Hubo un italiano en Prizren cuyo nombre no recuerdo ni él recuerda el mío, pero fue mi amigo cuando aprendí qué había sido esa guerra de Kosovo, qué había pasado cuando las cámaras se apagaron y los disparos ya no fueron leitmotiv de una tierra. “Bienvenidos a Kosovo, capital del quilombo”, escribí en mi diario. Digamos que el italiano se llamaba Giuseppe, que suena italiano. Nos sentamos en la vereda y pronto nos hermanó una historia: cargaba consigo el mismo libro de Ivo Andrić que yo. “Hay que leer Puente sobre el Drina en los Balcanes”, coincidimos. Y Kosovo pronto se volvió concreto, como se habían materializado Bosnia y Serbia, pero también la fuerte rakija, los burek, la lluvia, las montañas y su gente.

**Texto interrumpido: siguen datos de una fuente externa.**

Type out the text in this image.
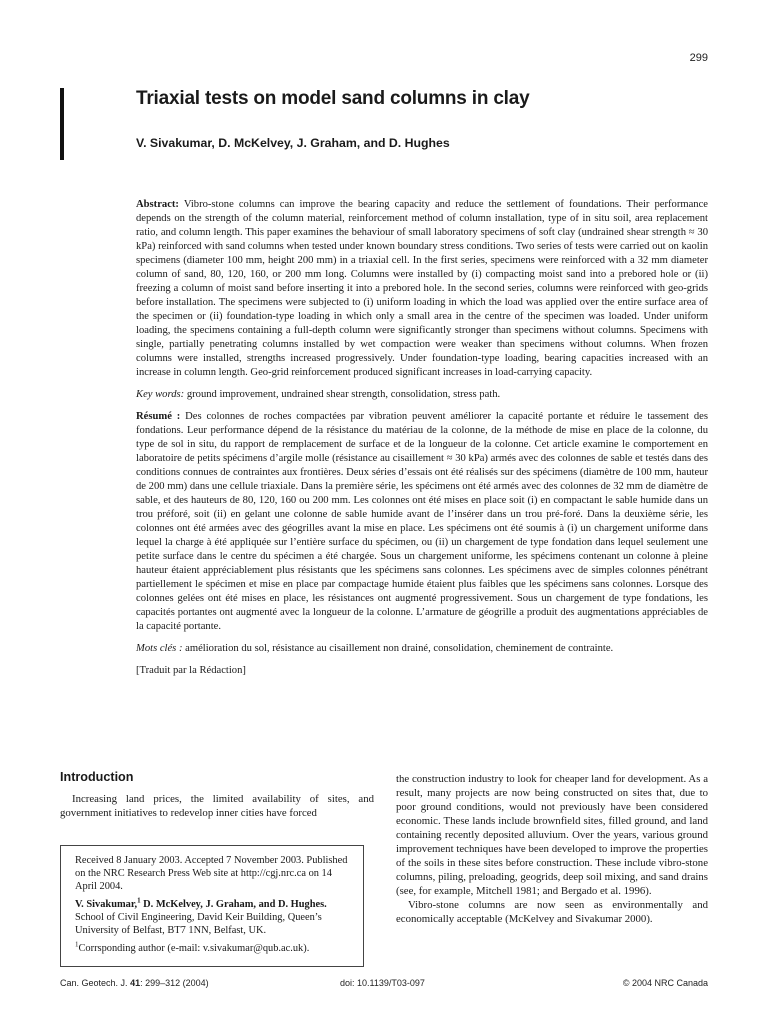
299
Triaxial tests on model sand columns in clay

V. Sivakumar, D. McKelvey, J. Graham, and D. Hughes

Abstract: Vibro-stone columns can improve the bearing capacity and reduce the settlement of foundations. Their performance depends on the strength of the column material, reinforcement method of column installation, type of in situ soil, area replacement ratio, and column length. This paper examines the behaviour of small laboratory specimens of soft clay (undrained shear strength ≈ 30 kPa) reinforced with sand columns when tested under known boundary stress conditions. Two series of tests were carried out on kaolin specimens (diameter 100 mm, height 200 mm) in a triaxial cell. In the first series, specimens were reinforced with a 32 mm diameter column of sand, 80, 120, 160, or 200 mm long. Columns were installed by (i) compacting moist sand into a prebored hole or (ii) freezing a column of moist sand before inserting it into a prebored hole. In the second series, columns were reinforced with geo-grids before installation. The specimens were subjected to (i) uniform loading in which the load was applied over the entire surface area of the specimen or (ii) foundation-type loading in which only a small area in the centre of the specimen was loaded. Under uniform loading, the specimens containing a full-depth column were significantly stronger than specimens without columns. Specimens with single, partially penetrating columns installed by wet compaction were weaker than specimens without columns. When frozen columns were installed, strengths increased progressively. Under foundation-type loading, bearing capacities increased with an increase in column length. Geo-grid reinforcement produced significant increases in load-carrying capacity.

Key words: ground improvement, undrained shear strength, consolidation, stress path.

Résumé : Des colonnes de roches compactées par vibration peuvent améliorer la capacité portante et réduire le tassement des fondations. Leur performance dépend de la résistance du matériau de la colonne, de la méthode de mise en place de la colonne, du type de sol in situ, du rapport de remplacement de surface et de la longueur de la colonne. Cet article examine le comportement en laboratoire de petits spécimens d’argile molle (résistance au cisaillement ≈ 30 kPa) armés avec des colonnes de sable et testés dans des conditions connues de contraintes aux frontières. Deux séries d’essais ont été réalisés sur des spécimens (diamètre de 100 mm, hauteur de 200 mm) dans une cellule triaxiale. Dans la première série, les spécimens ont été armés avec des colonnes de 32 mm de diamètre de sable, et des hauteurs de 80, 120, 160 ou 200 mm. Les colonnes ont été mises en place soit (i) en compactant le sable humide dans un trou préforé, soit (ii) en gelant une colonne de sable humide avant de l’insérer dans un trou pré-foré. Dans la deuxième série, les colonnes ont été armées avec des géogrilles avant la mise en place. Les spécimens ont été soumis à (i) un chargement uniforme dans lequel la charge à été appliquée sur l’entière surface du spécimen, ou (ii) un chargement de type fondation dans lequel seulement une petite surface dans le centre du spécimen a été chargée. Sous un chargement uniforme, les spécimens contenant un colonne à pleine hauteur étaient appréciablement plus résistants que les spécimens sans colonnes. Les spécimens avec de simples colonnes pénétrant partiellement le spécimen et mise en place par compactage humide étaient plus faibles que les spécimens sans colonnes. Lorsque des colonnes gelées ont été mises en place, les résistances ont augmenté progressivement. Sous un chargement de type fondations, les capacités portantes ont augmenté avec la longueur de la colonne. L’armature de géogrille a produit des augmentations appréciables de la capacité portante.

Mots clés : amélioration du sol, résistance au cisaillement non drainé, consolidation, cheminement de contrainte.

[Traduit par la Rédaction]

Introduction

Increasing land prices, the limited availability of sites, and government initiatives to redevelop inner cities have forced

Received 8 January 2003. Accepted 7 November 2003. Published on the NRC Research Press Web site at http://cgj.nrc.ca on 14 April 2004.

V. Sivakumar,$^1$ D. McKelvey, J. Graham, and D. Hughes. School of Civil Engineering, David Keir Building, Queen’s University of Belfast, BT7 1NN, Belfast, UK.

$^1$Corrsponding author (e-mail: v.sivakumar@qub.ac.uk).

the construction industry to look for cheaper land for development. As a result, many projects are now being constructed on sites that, due to poor ground conditions, would not previously have been considered economic. These lands include brownfield sites, filled ground, and land containing recently deposited alluvium. Over the years, various ground improvement techniques have been developed to improve the properties of the soils in these sites before construction. These include vibro-stone columns, piling, preloading, geogrids, deep soil mixing, and sand drains (see, for example, Mitchell 1981; and Bergado et al. 1996).

Vibro-stone columns are now seen as environmentally and economically acceptable (McKelvey and Sivakumar 2000).

Can. Geotech. J. 41: 299–312 (2004)	doi: 10.1139/T03-097	© 2004 NRC Canada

Flash forward. Tres años más tarde, regresé a Prizren cuando Balcanes ya no era una palabra extraña, Giuseppe había desaparecido, Kosovo ya no era la guerra de y yo viajaba para despedirme de la mujer con la que iba a casarme. Nos vimos una última vez al año siguiente, pero el cierre formal de esa relación tortuosa entre el sudaca judío y la musulmana albanesa fue en Prizren. Esa tarde ella subió a un furgón tambaleante con destino a Tirana y yo le tomé una foto mientras se cerraba la puerta. Nunca volví a leer a Andrić.
(…) la leyenda sobre el origen y el destino del puente es, al mismo tiempo, el relato de la vida de la ciudad y de sus habitantes, de generación en generación de la misma manera que a través de todas las narraciones sobre la ciudad pasa la línea del puente con sus once arcos y una kapia que corona su centro.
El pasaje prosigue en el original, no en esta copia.